You can see the change in memory consumption easily if you force the glibc uses mmap() by requesting blocks larger than 128K or by increasing the number of blocks ( > 128 ).

Answer 3

If you want to understand the memory usage, don't use top. Use the free open source program https://github.com/vmware/chap (disclaimer: I am the original developer).

Just gather a live core before the program finishes, for example by running gcore, then type:

chap your-core-file-name

Then you can do things like:

count leaked list leaked count used count free ....

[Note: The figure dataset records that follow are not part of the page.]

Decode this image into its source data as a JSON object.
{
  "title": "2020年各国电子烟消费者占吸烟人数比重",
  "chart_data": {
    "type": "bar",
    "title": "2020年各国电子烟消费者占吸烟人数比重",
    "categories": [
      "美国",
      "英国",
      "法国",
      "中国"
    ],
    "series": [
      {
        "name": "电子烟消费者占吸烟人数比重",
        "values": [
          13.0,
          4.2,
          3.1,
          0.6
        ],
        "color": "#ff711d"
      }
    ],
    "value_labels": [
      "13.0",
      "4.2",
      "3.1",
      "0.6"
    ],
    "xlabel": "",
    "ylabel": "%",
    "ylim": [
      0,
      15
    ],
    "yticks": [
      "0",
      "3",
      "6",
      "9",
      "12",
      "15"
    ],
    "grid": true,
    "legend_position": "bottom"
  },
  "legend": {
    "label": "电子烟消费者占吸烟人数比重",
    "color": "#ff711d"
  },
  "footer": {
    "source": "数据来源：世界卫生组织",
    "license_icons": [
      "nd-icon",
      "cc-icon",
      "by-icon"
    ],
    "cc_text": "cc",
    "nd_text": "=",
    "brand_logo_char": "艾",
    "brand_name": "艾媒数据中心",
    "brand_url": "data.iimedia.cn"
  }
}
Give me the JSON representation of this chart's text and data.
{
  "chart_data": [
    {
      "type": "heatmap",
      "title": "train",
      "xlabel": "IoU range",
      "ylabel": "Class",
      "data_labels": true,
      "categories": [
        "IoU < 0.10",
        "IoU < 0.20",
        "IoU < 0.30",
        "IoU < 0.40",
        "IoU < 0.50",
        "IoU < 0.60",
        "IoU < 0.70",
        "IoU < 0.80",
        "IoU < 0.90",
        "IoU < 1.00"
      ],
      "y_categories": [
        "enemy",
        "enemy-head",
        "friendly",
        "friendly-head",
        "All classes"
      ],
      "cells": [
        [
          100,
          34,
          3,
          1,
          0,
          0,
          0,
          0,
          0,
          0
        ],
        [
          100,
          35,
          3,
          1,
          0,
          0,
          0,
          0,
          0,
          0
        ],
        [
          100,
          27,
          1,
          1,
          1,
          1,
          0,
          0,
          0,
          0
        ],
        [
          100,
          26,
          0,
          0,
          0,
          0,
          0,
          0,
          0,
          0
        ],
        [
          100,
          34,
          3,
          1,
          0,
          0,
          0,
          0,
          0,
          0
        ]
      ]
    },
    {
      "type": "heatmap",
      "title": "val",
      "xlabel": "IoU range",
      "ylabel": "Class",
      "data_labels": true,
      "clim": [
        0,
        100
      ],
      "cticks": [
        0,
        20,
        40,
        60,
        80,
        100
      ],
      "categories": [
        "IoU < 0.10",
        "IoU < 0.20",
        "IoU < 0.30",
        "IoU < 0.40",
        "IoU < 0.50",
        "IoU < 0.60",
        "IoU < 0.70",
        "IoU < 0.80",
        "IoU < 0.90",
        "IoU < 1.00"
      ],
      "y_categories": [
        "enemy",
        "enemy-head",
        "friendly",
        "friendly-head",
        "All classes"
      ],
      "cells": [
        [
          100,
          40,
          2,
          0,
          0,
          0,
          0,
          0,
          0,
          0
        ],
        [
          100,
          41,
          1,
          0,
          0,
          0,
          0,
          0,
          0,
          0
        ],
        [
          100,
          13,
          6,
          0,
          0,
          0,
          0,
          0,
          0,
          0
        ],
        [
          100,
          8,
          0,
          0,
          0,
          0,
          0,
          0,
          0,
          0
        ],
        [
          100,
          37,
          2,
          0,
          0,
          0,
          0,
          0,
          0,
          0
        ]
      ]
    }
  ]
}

Here is an example using your program, gathering the core after 30 seconds:

-bash-4.1$ ./q53633998 &
[1] 18014
-bash-4.1$ sleep 30
gcore 18014
-bash-4.1$ gcore 18014
0x00000030ed6aca20 in __nanosleep_nocancel () at ../sysdeps/unix/syscall-         template.S:82
82      T_PSEUDO (SYSCALL_SYMBOL, SYSCALL_NAME, SYSCALL_NARGS)
Saved corefile core.18014
-bash-4.1$ ~/public_html/chap core.18014
chap> count used
36 allocations use 0x9120 (37,152) bytes.
chap> count free
1 allocations use 0x17db0 (97,712) bytes.
chap> count leaked
35 allocations use 0x8d18 (36,120) bytes.
chap> count anchored
1 allocations use 0x408 (1,032) bytes.
chap> list anchored
Used allocation at 19d4e40 of size 408

1 allocations use 0x408 (1,032) bytes.
chap> explain 19d4e40
Address 19d4e40 is at offset 0 of
an anchored allocation at 19d4e40 of size 408
Allocation at 19d4e40 appears to be directly anchored from at least one stack.
Address 0x7ffc88570270 is on the live part of the stack for thread 1.
Stack address 7ffc88570270 references 19d4e40

chap> list leaked
Used allocation at 19cc010 of size 408

Used allocation at 19cc420 of size 408

Used allocation at 19cc830 of size 408

Used allocation at 19ccc40 of size 408

Used allocation at 19cd050 of size 408

Used allocation at 19cd460 of size 408

Used allocation at 19cd870 of size 408

Used allocation at 19cdc80 of size 408

Used allocation at 19ce090 of size 408

Used allocation at 19ce4a0 of size 408

Used allocation at 19ce8b0 of size 408

Used allocation at 19cecc0 of size 408

Used allocation at 19cf0d0 of size 408

Used allocation at 19cf4e0 of size 408

Used allocation at 19cf8f0 of size 408

Used allocation at 19cfd00 of size 408

Used allocation at 19d0110 of size 408

Used allocation at 19d0520 of size 408

Used allocation at 19d0930 of size 408

Used allocation at 19d0d40 of size 408

Used allocation at 19d1150 of size 408

Used allocation at 19d1560 of size 408

Used allocation at 19d1970 of size 408

Used allocation at 19d1d80 of size 408

Used allocation at 19d2190 of size 408

Used allocation at 19d25a0 of size 408

Used allocation at 19d29b0 of size 408

Used allocation at 19d2dc0 of size 408

Used allocation at 19d31d0 of size 408

Used allocation at 19d35e0 of size 408

Used allocation at 19d39f0 of size 408

Used allocation at 19d3e00 of size 408

Used allocation at 19d4210 of size 408

Used allocation at 19d4620 of size 408

Used allocation at 19d4a30 of size 408

35 allocations use 0x8d18 (36,120) bytes.
chap> list free
Free allocation at 19d5250 of size 17db0

1 allocations use 0x17db0 (97,712) bytes.
chap>

That last "free" allocation is the tail of a block of memory that was allocated during the first malloc call and gradually carved up as subsequent malloc calls were made.

Of course there are other tools out there (e.g. valgrind) that work differently by instrumenting the process but if you want a tool that can analyze memory usage of a process without changing the way the process is run, chap is a good choice.